Even more concerning is the possibility that hostile hackers could subvert military LLMs and exfiltrate data sets from the backend. Researchers proved this was possible in November. They started leaking training data by asking ChatGPT to repeat the word “poetry” forever. ChatGPT has fixed that vulnerability, but other vulnerabilities may exist.
“An adversary can make an AI system do something you don't want it to do,” Nathan Van Houdnos, another scientist at Carnegie Mellon University, speaking at the symposium, said. “An adversary could cause the AI system to learn the wrong thing.”
In his speech Tuesday, Martel said it may not make sense for the Pentagon to build its own AI models and called for industry cooperation.
“We can’t do this without you,” Martell said. “All of these components that we envision will be a collection of industrial solutions.”
Mr. Martel was preaching to the choir on Tuesday as about 100 technology vendors vie for space at the Hilton, many eager to win future contracts.
In early January, OpenAI removed restrictions on military uses from its Usage Policy page, which specifically prohibited “activities with a high risk of physical harm,” such as “weapons development” and “military and warfare.”
Brigadier Rachel Singleton, director of the UK's Defense Artificial Intelligence Center, said at the symposium that the UK has decided not to use commercial LLMs within the military due to concerns that personnel may be tempted to use commercial LLMs in their work, putting sensitive information at risk. He said he felt there was an urgent need to develop an LLM solution for this purpose. .
As U.S. officials debated the urgency of deploying AI, China was in the room, declaring in 2017 that it wanted to be the world leader in AI by 2030. The U.S. Department of Defense's Defense Advanced Research Projects Agency (DARPA) announced: In 2018, the US announced it would invest $2 billion in AI technology to maintain its advantage.
Martel declined to discuss the adversary's capabilities during his speech, saying the topic would be brought up later in a classified session.
Schaal estimates that China's AI models are currently 18 to 24 months behind U.S. AI models. “For them, U.S. technology sanctions are a top priority,” he said. “They're very keen to find ways to ease these tensions between the United States and China and remove some of the restrictions on American technology, such as chips, that are exported to China.”
Gallagher said China may still have an advantage in LLM data labeling, which is a labor-intensive but important task in training models. Labor costs in China remain significantly lower than in the United States.

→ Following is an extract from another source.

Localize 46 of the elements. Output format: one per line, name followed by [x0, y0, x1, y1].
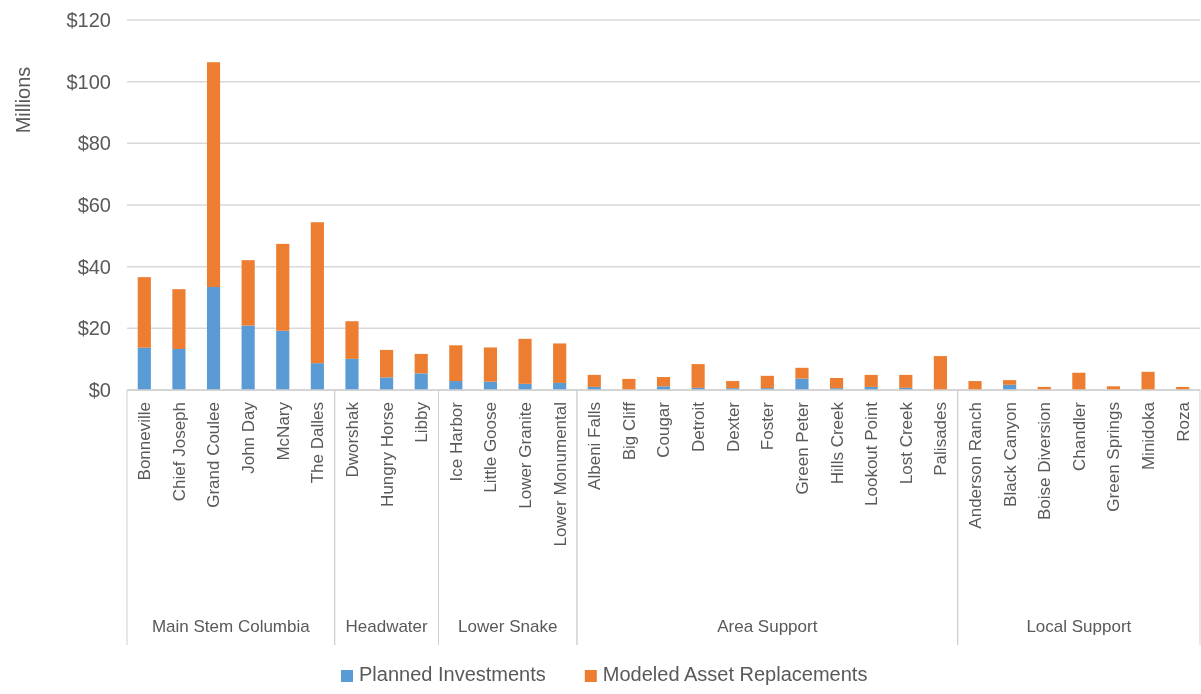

This week's CDAO gathering will address topics including the ethics of LLM use in defense, cybersecurity issues related to the system, and how the technology can be integrated into daily workflows, according to the meeting agenda. Friday will also include a classified briefing on the National Security Agency's new AI Security Center and the Department of Defense's Project Maven AI program, announced in September.